Quando eu acordei o menino tinha sumido, para meu espanto assim que saí de dentro da arvore escutei aquele rugido novamente, quando me dou conta estou na frente do mesmo puma preto de antes, sem nenhuma forma de reação eu me afasto me vendo assim preso de costas para uma arvore na qual tento inutilmente esquivar tropeçando e caindo, o puma veio correndo em minha direção, eu não conseguia me mexer de medo, quando um vulto passa por cima de mim e da uma paulada na cabeça do bicho em um movimento só. Era o menino com sua madeira, o puma fica furioso e o garoto vai para cima dele com sua madeira, mas ele tropeça tomando um arranhão assim que  a madeira cai, eu me vejo indo pra cima do puma e lhe dando um grande chute, o garoto só gritava de dor. Eu e o puma nos encaramos de novo, eu pego a madeira que caiu e vou com toda fúria pra cima do puma, eu acerto sua cabeça com a madeira com toda a força que possuía rachando a madeira, quando olho pra traz o puma havia se tornado um gato com a pancada.
O garoto comemora por ter achado seu gato preto, mas ele estava sangrando o sentei na arvore e fui buscar algo para colocar na ferida.
Quando retorno com algumas folhas não havia ninguém mais lá, nem sinal do gato e nem do garoto, e por mais uma vez fico perplexo com isso. Decido tomar meu caminho, e aos poucos tudo vai virando uma floresta, já esta amanhecendo e ficando frio estou sem blusa, parando um pouco para descansar acabo cochilando. Acabo no começo do dia não encontrando a estrada quando escuto um estrondo e ouço um gemido de dor, mais a frente me deparo com algo se escondendo nas arvores, era alguém encapuzado. O encapuzado ser veio em minha direção, sutilmente eu já me afastava esperando por algo, o ser para e se agacha na minha frente e abaixando a cabeça me dizendo, “eu quero saber de tudo!”.
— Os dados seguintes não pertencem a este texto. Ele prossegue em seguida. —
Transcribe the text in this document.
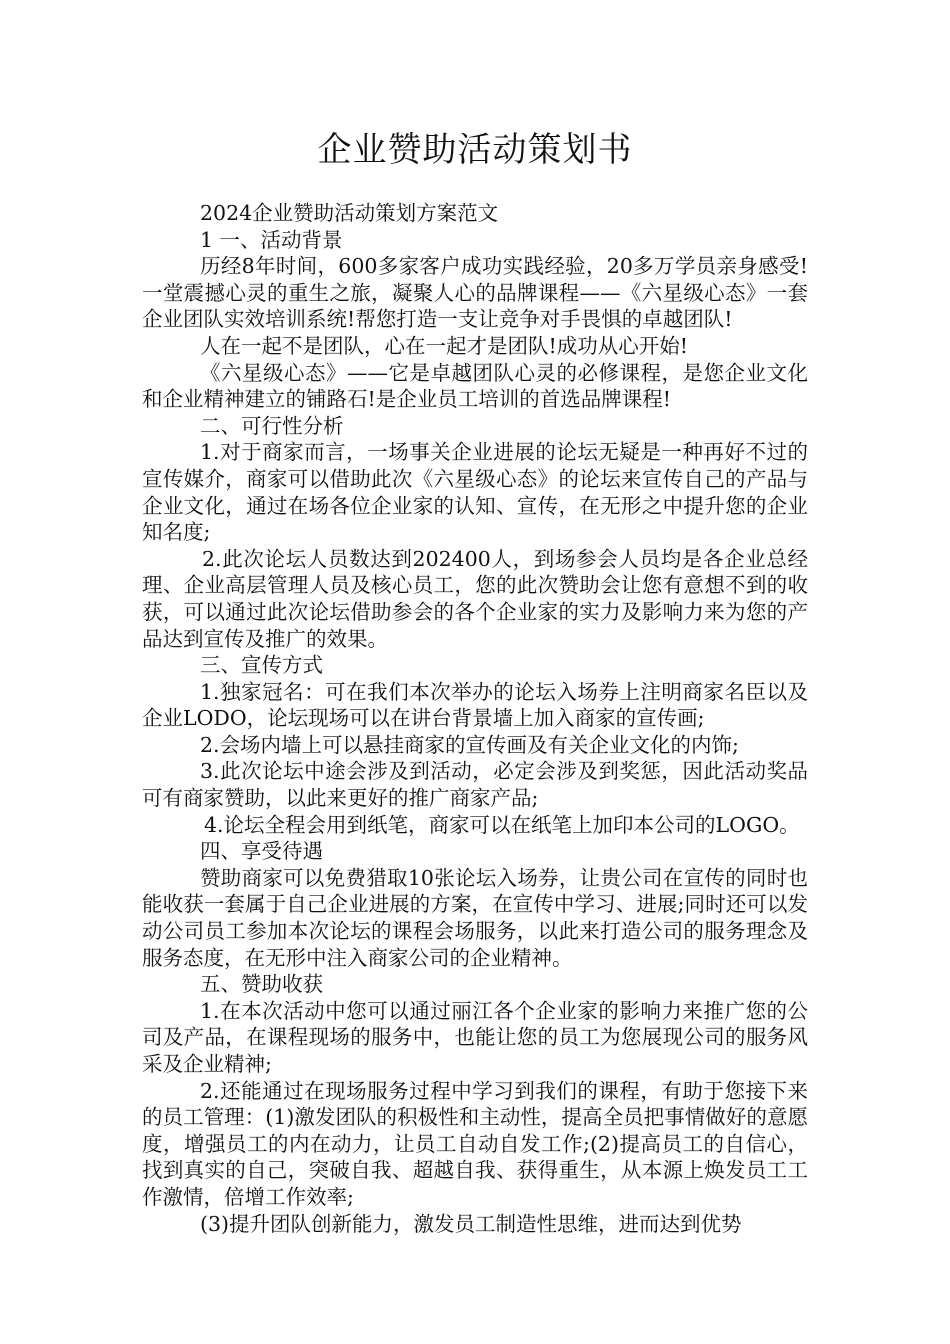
企业赞助活动策划书

2024企业赞助活动策划方案范文

1 一、活动背景

历经8年时间，600多家客户成功实践经验，20多万学员亲身感受!一堂震撼心灵的重生之旅，凝聚人心的品牌课程——《六星级心态》一套企业团队实效培训系统!帮您打造一支让竞争对手畏惧的卓越团队!

人在一起不是团队，心在一起才是团队!成功从心开始!

《六星级心态》——它是卓越团队心灵的必修课程，是您企业文化和企业精神建立的铺路石!是企业员工培训的首选品牌课程!

二、可行性分析

1.对于商家而言，一场事关企业进展的论坛无疑是一种再好不过的宣传媒介，商家可以借助此次《六星级心态》的论坛来宣传自己的产品与企业文化，通过在场各位企业家的认知、宣传，在无形之中提升您的企业知名度;

2.此次论坛人员数达到202400人，到场参会人员均是各企业总经理、企业高层管理人员及核心员工，您的此次赞助会让您有意想不到的收获，可以通过此次论坛借助参会的各个企业家的实力及影响力来为您的产品达到宣传及推广的效果。

三、宣传方式

1.独家冠名：可在我们本次举办的论坛入场券上注明商家名臣以及企业LODO，论坛现场可以在讲台背景墙上加入商家的宣传画;

2.会场内墙上可以悬挂商家的宣传画及有关企业文化的内饰;

3.此次论坛中途会涉及到活动，必定会涉及到奖惩，因此活动奖品可有商家赞助，以此来更好的推广商家产品;

4.论坛全程会用到纸笔，商家可以在纸笔上加印本公司的LOGO。

四、享受待遇

赞助商家可以免费猎取10张论坛入场券，让贵公司在宣传的同时也能收获一套属于自己企业进展的方案，在宣传中学习、进展;同时还可以发动公司员工参加本次论坛的课程会场服务，以此来打造公司的服务理念及服务态度，在无形中注入商家公司的企业精神。

五、赞助收获

1.在本次活动中您可以通过丽江各个企业家的影响力来推广您的公司及产品，在课程现场的服务中，也能让您的员工为您展现公司的服务风采及企业精神;

2.还能通过在现场服务过程中学习到我们的课程，有助于您接下来的员工管理：(1)激发团队的积极性和主动性，提高全员把事情做好的意愿度，增强员工的内在动力，让员工自动自发工作;(2)提高员工的自信心，找到真实的自己，突破自我、超越自我、获得重生，从本源上焕发员工工作激情，倍增工作效率;

(3)提升团队创新能力，激发员工制造性思维，进而达到优势
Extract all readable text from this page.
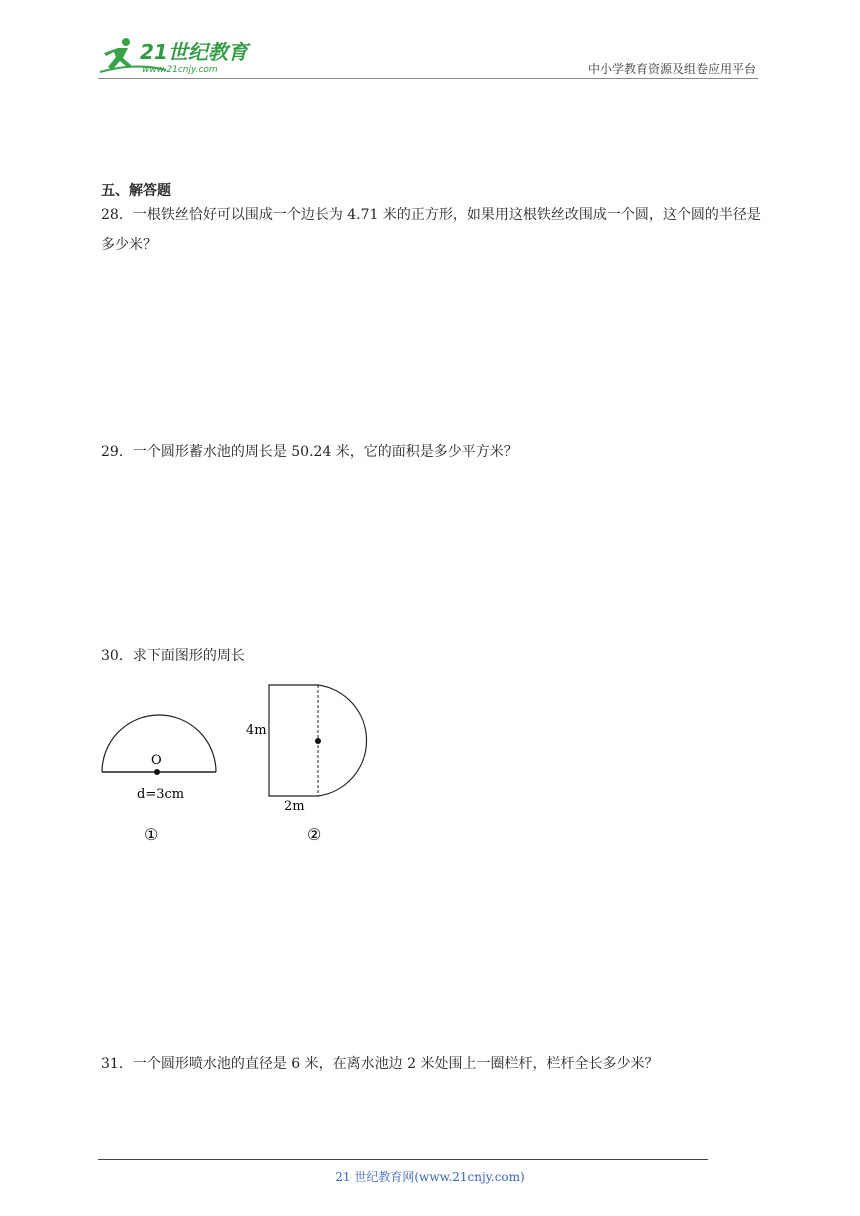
21世纪教育
www.21cnjy.com	中小学教育资源及组卷应用平台
五、解答题
28．一根铁丝恰好可以围成一个边长为 4.71 米的正方形，如果用这根铁丝改围成一个圆，这个圆的半径是多少米？
29．一个圆形蓄水池的周长是 50.24 米，它的面积是多少平方米？
30．求下面图形的周长
O
d=3cm
①
4m
2m
②
31．一个圆形喷水池的直径是 6 米，在离水池边 2 米处围上一圈栏杆，栏杆全长多少米？
21 世纪教育网(www.21cnjy.com)
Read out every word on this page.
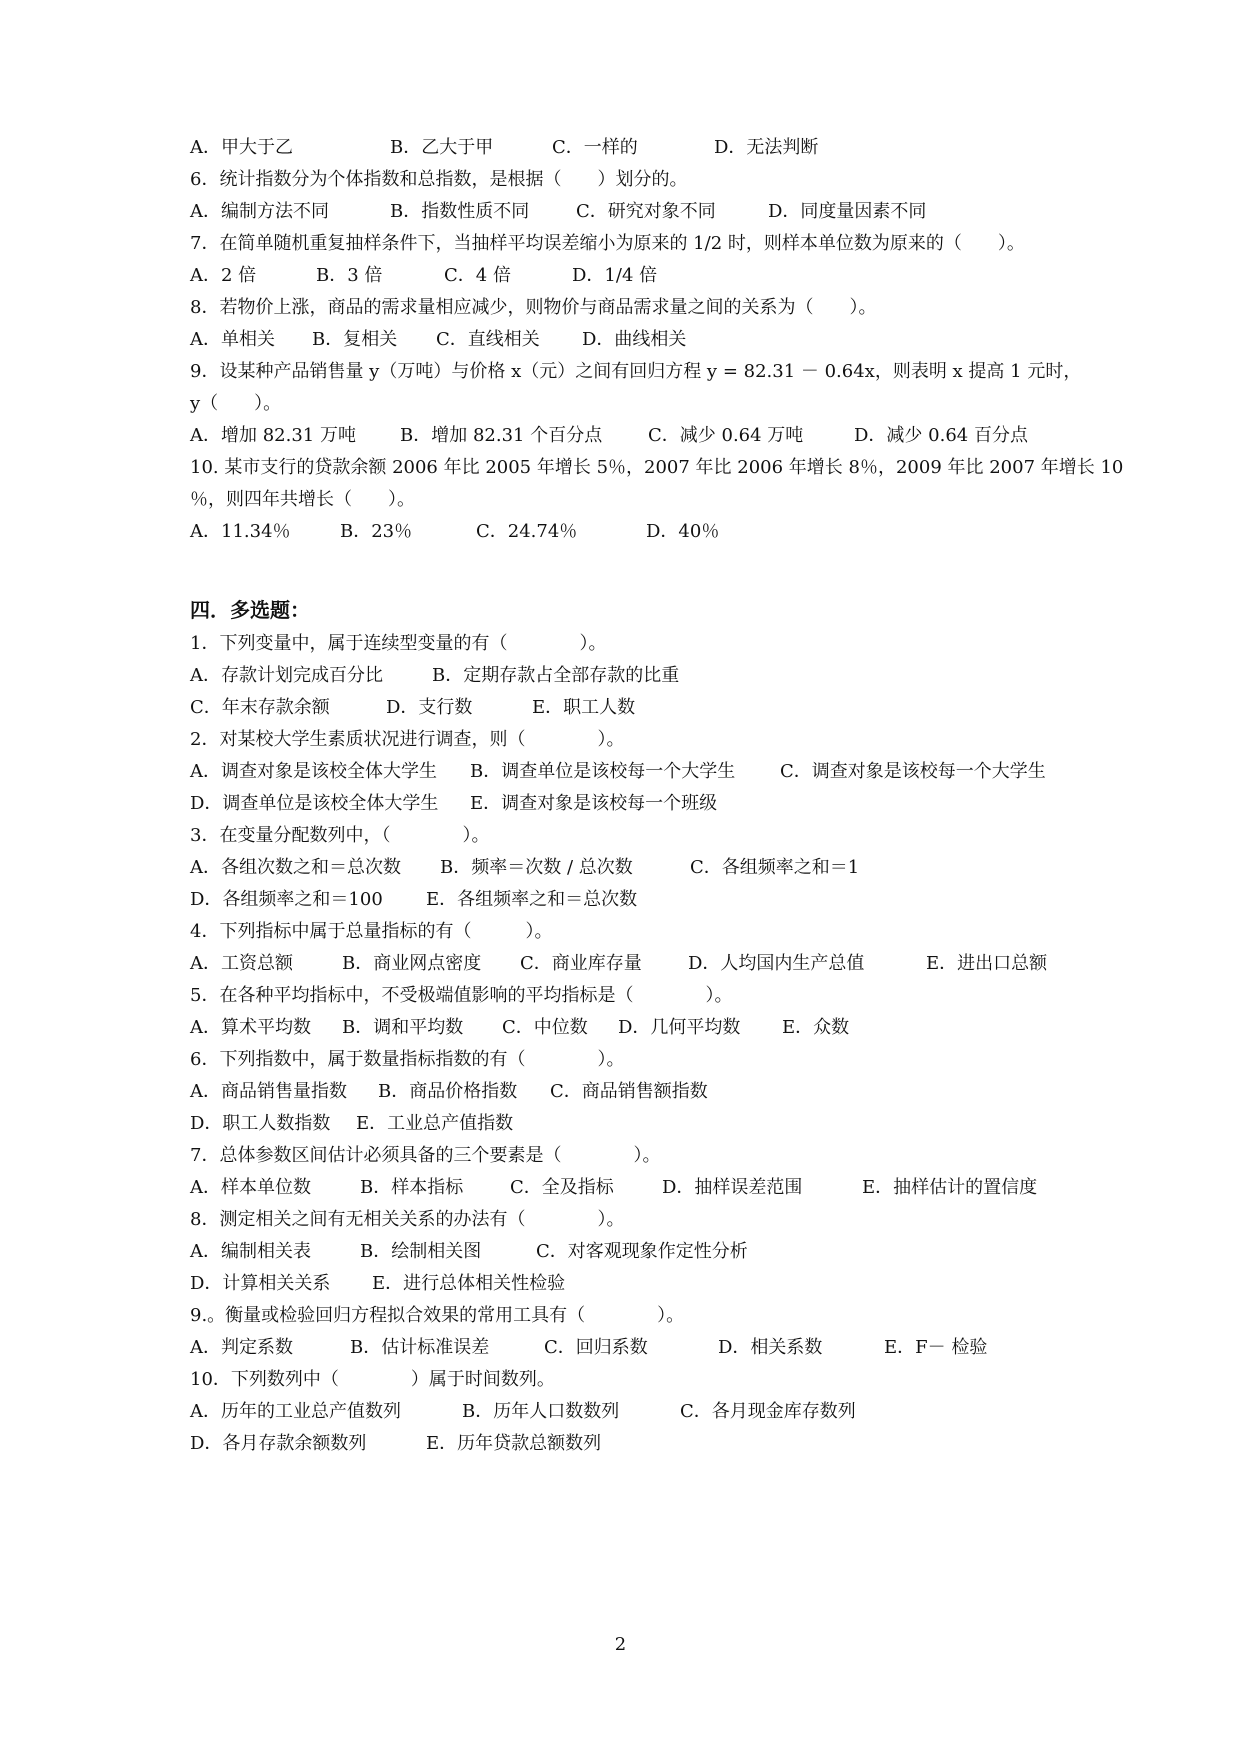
A．甲大于乙	B．乙大于甲	C．一样的	D．无法判断
6．统计指数分为个体指数和总指数，是根据（　　）划分的。
A．编制方法不同	B．指数性质不同	C．研究对象不同	D．同度量因素不同
7．在简单随机重复抽样条件下，当抽样平均误差缩小为原来的 1/2 时，则样本单位数为原来的（　　）。
A．2 倍	B．3 倍	C．4 倍	D．1/4 倍
8．若物价上涨，商品的需求量相应减少，则物价与商品需求量之间的关系为（　　）。
A．单相关 B．复相关 C．直线相关 D．曲线相关
9．设某种产品销售量 y（万吨）与价格 x（元）之间有回归方程 y = 82.31 － 0.64x，则表明 x 提高 1 元时，
y（　　）。
A．增加 82.31 万吨 B．增加 82.31 个百分点	C．减少 0.64 万吨	D．减少 0.64 百分点
10. 某市支行的贷款余额 2006 年比 2005 年增长 5％，2007 年比 2006 年增长 8％，2009 年比 2007 年增长 10
％，则四年共增长（　　）。
A．11.34％	B．23％	C．24.74％	D．40％
四．多选题：
1．下列变量中，属于连续型变量的有（　　　　）。
A．存款计划完成百分比	B．定期存款占全部存款的比重
C．年末存款余额	D．支行数	E．职工人数
2．对某校大学生素质状况进行调查，则（　　　　）。
A．调查对象是该校全体大学生 B．调查单位是该校每一个大学生 C．调查对象是该校每一个大学生
D．调查单位是该校全体大学生 E．调查对象是该校每一个班级
3．在变量分配数列中，（　　　　）。
A．各组次数之和＝总次数 B．频率＝次数 / 总次数	C．各组频率之和＝1
D．各组频率之和＝100 E．各组频率之和＝总次数
4．下列指标中属于总量指标的有（　　　）。
A．工资总额	B．商业网点密度 C．商业库存量	D．人均国内生产总值	E．进出口总额
5．在各种平均指标中，不受极端值影响的平均指标是（　　　　）。
A．算术平均数 B．调和平均数 C．中位数 D．几何平均数 E．众数
6．下列指数中，属于数量指标指数的有（　　　　）。
A．商品销售量指数 B．商品价格指数 C．商品销售额指数
D．职工人数指数 E．工业总产值指数
7．总体参数区间估计必须具备的三个要素是（　　　　）。
A．样本单位数	B．样本指标	C．全及指标	D．抽样误差范围	E．抽样估计的置信度
8．测定相关之间有无相关关系的办法有（　　　　）。
A．编制相关表	B．绘制相关图	C．对客观现象作定性分析
D．计算相关关系 E．进行总体相关性检验
9.。衡量或检验回归方程拟合效果的常用工具有（　　　　）。
A．判定系数	B．估计标准误差	C．回归系数	D．相关系数	E．F－ 检验
10．下列数列中（　　　　）属于时间数列。
A．历年的工业总产值数列	B．历年人口数数列	C．各月现金库存数列
D．各月存款余额数列	E．历年贷款总额数列
2
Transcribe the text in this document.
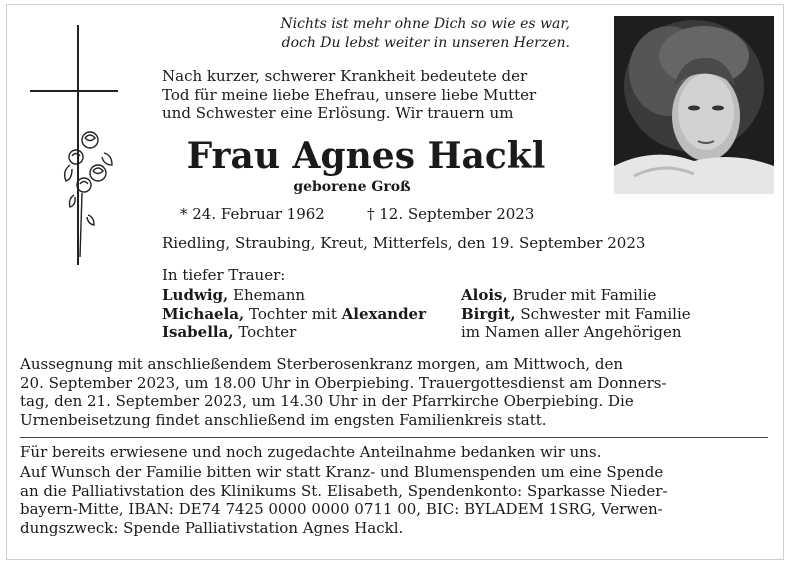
Nichts ist mehr ohne Dich so wie es war,
doch Du lebst weiter in unseren Herzen.
Nach kurzer, schwerer Krankheit bedeutete der
Tod für meine liebe Ehefrau, unsere liebe Mutter
und Schwester eine Erlösung. Wir trauern um
Frau Agnes Hackl
geborene Groß
* 24. Februar 1962	† 12. September 2023
Riedling, Straubing, Kreut, Mitterfels, den 19. September 2023
In tiefer Trauer:
Ludwig, Ehemann
Michaela, Tochter mit Alexander
Isabella, Tochter
Alois, Bruder mit Familie
Birgit, Schwester mit Familie
im Namen aller Angehörigen
Aussegnung mit anschließendem Sterberosenkranz morgen, am Mittwoch, den
20. September 2023, um 18.00 Uhr in Oberpiebing. Trauergottesdienst am Donners-
tag, den 21. September 2023, um 14.30 Uhr in der Pfarrkirche Oberpiebing. Die
Urnenbeisetzung findet anschließend im engsten Familienkreis statt.
Für bereits erwiesene und noch zugedachte Anteilnahme bedanken wir uns.
Auf Wunsch der Familie bitten wir statt Kranz- und Blumenspenden um eine Spende
an die Palliativstation des Klinikums St. Elisabeth, Spendenkonto: Sparkasse Nieder-
bayern-Mitte, IBAN: DE74 7425 0000 0000 0711 00, BIC: BYLADEM 1SRG, Verwen-
dungszweck: Spende Palliativstation Agnes Hackl.
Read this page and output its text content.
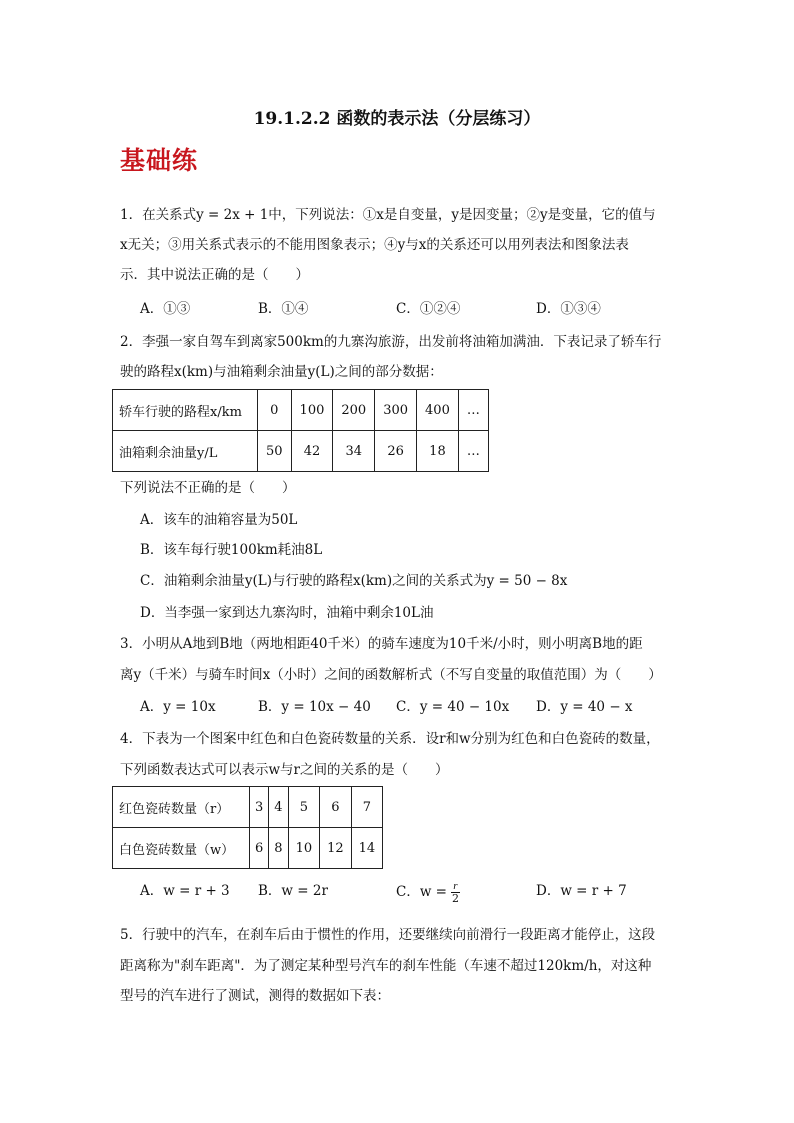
19.1.2.2 函数的表示法（分层练习）
基础练
1．在关系式y = 2x + 1中，下列说法：①x是自变量，y是因变量；②y是变量，它的值与
x无关；③用关系式表示的不能用图象表示；④y与x的关系还可以用列表法和图象法表
示．其中说法正确的是（　　）
A．①③	B．①④	C．①②④	D．①③④
2．李强一家自驾车到离家500km的九寨沟旅游，出发前将油箱加满油．下表记录了轿车行
驶的路程x(km)与油箱剩余油量y(L)之间的部分数据：
轿车行驶的路程x/km	0	100	200	300	400	…
油箱剩余油量y/L	50	42	34	26	18	…
下列说法不正确的是（　　）
A．该车的油箱容量为50L
B．该车每行驶100km耗油8L
C．油箱剩余油量y(L)与行驶的路程x(km)之间的关系式为y = 50 − 8x
D．当李强一家到达九寨沟时，油箱中剩余10L油
3．小明从A地到B地（两地相距40千米）的骑车速度为10千米/小时，则小明离B地的距
离y（千米）与骑车时间x（小时）之间的函数解析式（不写自变量的取值范围）为（　　）
A．y = 10x	B．y = 10x − 40 C．y = 40 − 10x D．y = 40 − x
4．下表为一个图案中红色和白色瓷砖数量的关系．设r和w分别为红色和白色瓷砖的数量，
下列函数表达式可以表示w与r之间的关系的是（　　）
红色瓷砖数量（r）	3	4	5	6	7
白色瓷砖数量（w）	6	8	10	12	14
A．w = r + 3 B．w = 2r	C．$w = \frac{r}{2}$	D．w = r + 7
5．行驶中的汽车，在刹车后由于惯性的作用，还要继续向前滑行一段距离才能停止，这段
距离称为"刹车距离"．为了测定某种型号汽车的刹车性能（车速不超过120km/h，对这种
型号的汽车进行了测试，测得的数据如下表：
O vento batendo nas arvores e tudo começava a chacoalhar, os galhos os ramalhetes e toda a roupa daquela pessoa, ele então levanta a cabeça e tira o capuz, no momento eu percebi que conhecia aquela voz que era muito familiar, eu não acredito que era eu mesmo de novo, sem meu topete sem minhas camisas, só meu corte convencional e roupas de frio, aquele era mesmo eu.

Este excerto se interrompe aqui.